Tens of thousands of people from communities on both sides of the border have been driven from their homes by the ongoing exchange of fire, and since Israel began striking Hezbollah targets in Lebanon last week, many thousands more have fled south of our brothers.
Amr Abdallah Dalsh/REUTERS
“It is time to fix the Israeli-Lebanon border that ensures safety and security so that citizens can return home,” the US-French statement said. “The exchange of fire since October 7, and especially in the last two weeks, threatens a very wide conflict, harming civilians. So we have worked together in recent days on a joint request to temporarily stop giving the opportunity to negotiate. to succeed and avoid further escalation across the border.”

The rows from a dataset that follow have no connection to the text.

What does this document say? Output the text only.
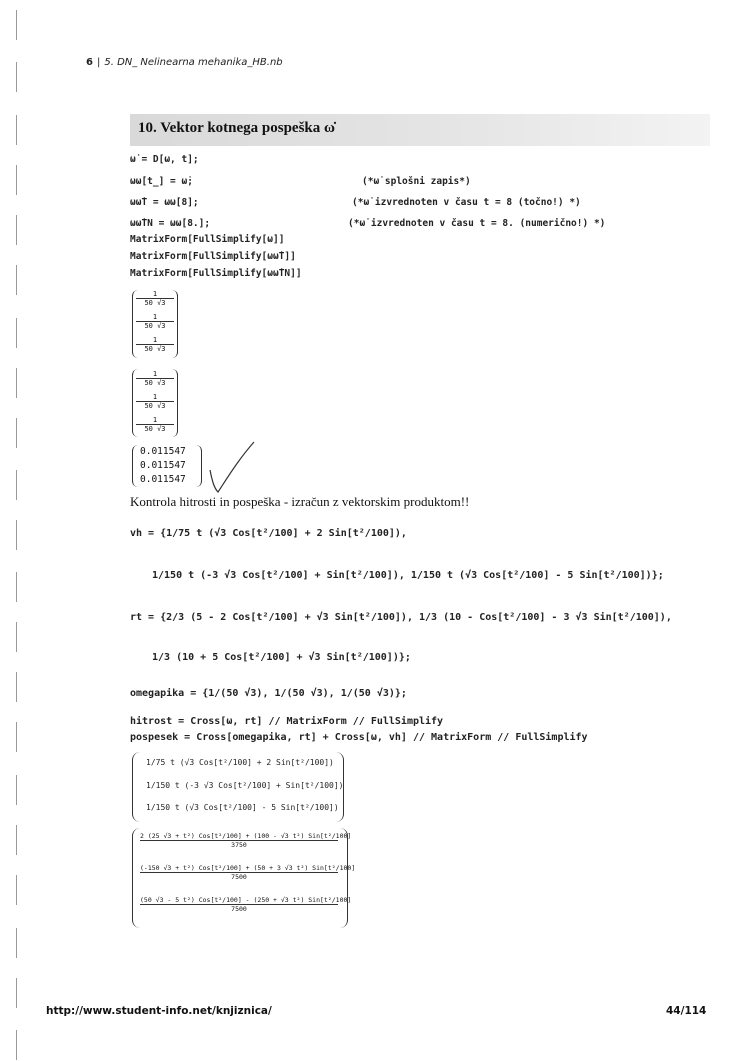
6 | 5. DN_ Nelinearna mehanika_HB.nb
10. Vektor kotnega pospeška ω̇
ω̇ = D[ω, t];
ωω̇[t_] = ω̇;
ωω̇T = ωω̇[8];
ωω̇TN = ωω̇[8.];
MatrixForm[FullSimplify[ω̇]]
MatrixForm[FullSimplify[ωω̇T]]
MatrixForm[FullSimplify[ωω̇TN]]
(*ω̇ splošni zapis*)
(*ω̇ izvrednoten v času t = 8 (točno!) *)
(*ω̇ izvrednoten v času t = 8. (numerično!) *)
$\frac{1}{50 √3}$
$\frac{1}{50 √3}$
$\frac{1}{50 √3}$
$\frac{1}{50 √3}$
$\frac{1}{50 √3}$
$\frac{1}{50 √3}$
0.011547
0.011547
0.011547
Kontrola hitrosti in pospeška - izračun z vektorskim produktom!!
vh = {1/75 t (√3 Cos[t²/100] + 2 Sin[t²/100]),
1/150 t (-3 √3 Cos[t²/100] + Sin[t²/100]), 1/150 t (√3 Cos[t²/100] - 5 Sin[t²/100])};
rt = {2/3 (5 - 2 Cos[t²/100] + √3 Sin[t²/100]), 1/3 (10 - Cos[t²/100] - 3 √3 Sin[t²/100]),
1/3 (10 + 5 Cos[t²/100] + √3 Sin[t²/100])};
omegapika = {1/(50 √3), 1/(50 √3), 1/(50 √3)};
hitrost = Cross[ω, rt] // MatrixForm // FullSimplify
pospesek = Cross[omegapika, rt] + Cross[ω, vh] // MatrixForm // FullSimplify
1/75 t (√3 Cos[t²/100] + 2 Sin[t²/100])
1/150 t (-3 √3 Cos[t²/100] + Sin[t²/100])
1/150 t (√3 Cos[t²/100] - 5 Sin[t²/100])
2 (25 √3 + t²) Cos[t²/100] + (100 - √3 t²) Sin[t²/100]
3750
(-150 √3 + t²) Cos[t²/100] + (50 + 3 √3 t²) Sin[t²/100]
7500
(50 √3 - 5 t²) Cos[t²/100] - (250 + √3 t²) Sin[t²/100]
7500
http://www.student-info.net/knjiznica/	44/114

Mr. Biden and Macron said their proposal for a ceasefire was passed by the US, Australia, Canada, the European Union, France, Germany, Italy, Japan, Saudi Arabia, the United Arab Emirates and Qatar.
“We ask for the broad approval and immediate support of the Governments of Israel and Lebanon,” the two leaders said.
The IDF said that overnight the Israeli Air Force attacked “about 75 terrorist sites of the terrorist organization Hezbollah in the Beqaa area and southern Lebanon, including weapons storage facilities, explosives ready to fire, terrorists and terrorist infrastructure.”
On Thursday, Lebanon’s state news agency reported that an Israeli airstrike hit a building housing Syrian workers, killing 23 people and wounding eight, according to the Associated Press.